AN ENGINEER was allowed to build up a mail order arsenal of dangerous firearms, a court heard.
Police found unlicensed sub machine guns, a pistol and a revolver when they raided the home of David Bond, 36, Warrington Crown Court was told.
Originally the weapons were bought in a decomissioned state by Bond from Staffordshire-based Worldwide Arms Ltd.
But Bond used his expertise to make them fully operational, the court was told.
Bond, of Cherry Sutton Mews, Widnes, admitted three offences of possessing a prohibited weapon, possession of a pistol without a firearms certificate and two offences of holding ammunition without authority.
Jailing him for 12 months, Judge Stephen Clarke said: “It is alarming that these items can be purchased through the post. In many cases they could be used in crime.
“There seems to be an open market to obtain these firearms and the firm holds a licence from the Home Office to do it. It is absolutely monstrous.”
Prosecutor John Hedgecoe said the defendant’s neighbour, Joan Newport, called the police after hearing a succession of explosions from Bond’s home.
Officers arrived to find a bizarre scene. Both Bond and his friend Peter Langdale, who had been drinking, were naked in the living room.
Also inside was the defendant’s partner Maria Plumpton and a small child who appeared upset.
Cheshire police armed response unit was brought in after officers found live ammunition in the kitchen.
Further investigations revealed a sten gun-style sub machine gun, hidden in between layers of insulation.

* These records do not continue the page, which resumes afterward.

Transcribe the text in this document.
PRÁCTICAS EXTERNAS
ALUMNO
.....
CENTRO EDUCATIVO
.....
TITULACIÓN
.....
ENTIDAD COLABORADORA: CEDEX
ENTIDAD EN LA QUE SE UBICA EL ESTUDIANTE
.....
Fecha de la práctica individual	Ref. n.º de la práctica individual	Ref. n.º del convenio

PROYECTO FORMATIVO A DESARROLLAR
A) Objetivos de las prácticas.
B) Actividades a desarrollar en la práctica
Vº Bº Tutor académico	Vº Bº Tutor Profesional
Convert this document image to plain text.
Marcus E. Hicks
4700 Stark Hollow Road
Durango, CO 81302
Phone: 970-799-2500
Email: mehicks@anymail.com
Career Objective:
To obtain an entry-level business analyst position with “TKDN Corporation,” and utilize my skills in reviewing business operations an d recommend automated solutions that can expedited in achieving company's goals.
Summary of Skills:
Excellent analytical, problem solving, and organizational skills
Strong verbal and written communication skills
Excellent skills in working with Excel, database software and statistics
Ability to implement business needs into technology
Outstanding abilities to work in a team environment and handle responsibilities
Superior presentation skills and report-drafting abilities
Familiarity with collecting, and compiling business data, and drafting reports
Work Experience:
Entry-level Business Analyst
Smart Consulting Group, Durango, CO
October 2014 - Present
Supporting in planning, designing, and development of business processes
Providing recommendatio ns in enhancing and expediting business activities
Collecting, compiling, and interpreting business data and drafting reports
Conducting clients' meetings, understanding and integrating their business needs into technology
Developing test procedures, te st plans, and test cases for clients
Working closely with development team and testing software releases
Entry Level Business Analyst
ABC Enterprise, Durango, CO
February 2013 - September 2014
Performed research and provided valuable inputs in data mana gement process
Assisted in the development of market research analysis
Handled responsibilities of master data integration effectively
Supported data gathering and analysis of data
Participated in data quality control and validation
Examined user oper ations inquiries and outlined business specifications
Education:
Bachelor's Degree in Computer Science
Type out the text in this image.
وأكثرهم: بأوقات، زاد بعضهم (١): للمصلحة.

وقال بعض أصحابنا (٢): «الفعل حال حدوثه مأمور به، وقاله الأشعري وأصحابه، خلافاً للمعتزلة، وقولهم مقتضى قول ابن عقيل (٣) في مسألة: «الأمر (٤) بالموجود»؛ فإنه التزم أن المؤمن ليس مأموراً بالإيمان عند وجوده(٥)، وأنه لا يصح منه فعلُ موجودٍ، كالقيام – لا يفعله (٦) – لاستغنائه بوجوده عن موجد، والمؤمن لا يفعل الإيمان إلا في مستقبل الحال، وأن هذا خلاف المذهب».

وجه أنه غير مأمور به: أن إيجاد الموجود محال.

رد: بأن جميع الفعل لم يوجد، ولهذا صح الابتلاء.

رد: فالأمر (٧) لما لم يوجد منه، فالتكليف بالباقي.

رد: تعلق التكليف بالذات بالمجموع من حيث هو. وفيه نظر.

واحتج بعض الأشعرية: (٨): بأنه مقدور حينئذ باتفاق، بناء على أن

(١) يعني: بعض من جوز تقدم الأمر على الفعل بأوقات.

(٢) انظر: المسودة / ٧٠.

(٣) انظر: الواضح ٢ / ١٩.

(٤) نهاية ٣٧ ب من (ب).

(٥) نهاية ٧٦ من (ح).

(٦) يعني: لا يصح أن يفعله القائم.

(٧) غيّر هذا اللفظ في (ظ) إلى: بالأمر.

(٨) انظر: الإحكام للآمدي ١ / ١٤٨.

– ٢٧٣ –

Another sub machine gun was found behind a settee, an automatic pistol was recovered from a kitchen drawer and a self-loading pistol was discovered in a box on top of a wardrobe.
Bond had also rigged up trip wires and a shed alarm which fired blank rounds from a 12-bore shotgun to deter intruders.
Arrested and interviewed the defendant told police he had been cheated out of payment for engineering work carried out and had got drunk with his friend.
He admitted discharging the sub machine gun in his yard.
Thomas Watson, defending, said: “It would seem any member of the public can write off and get these guns.”
Bond had a fascination for purchasing the deactivated weapons and then restoring them to full working order, he added.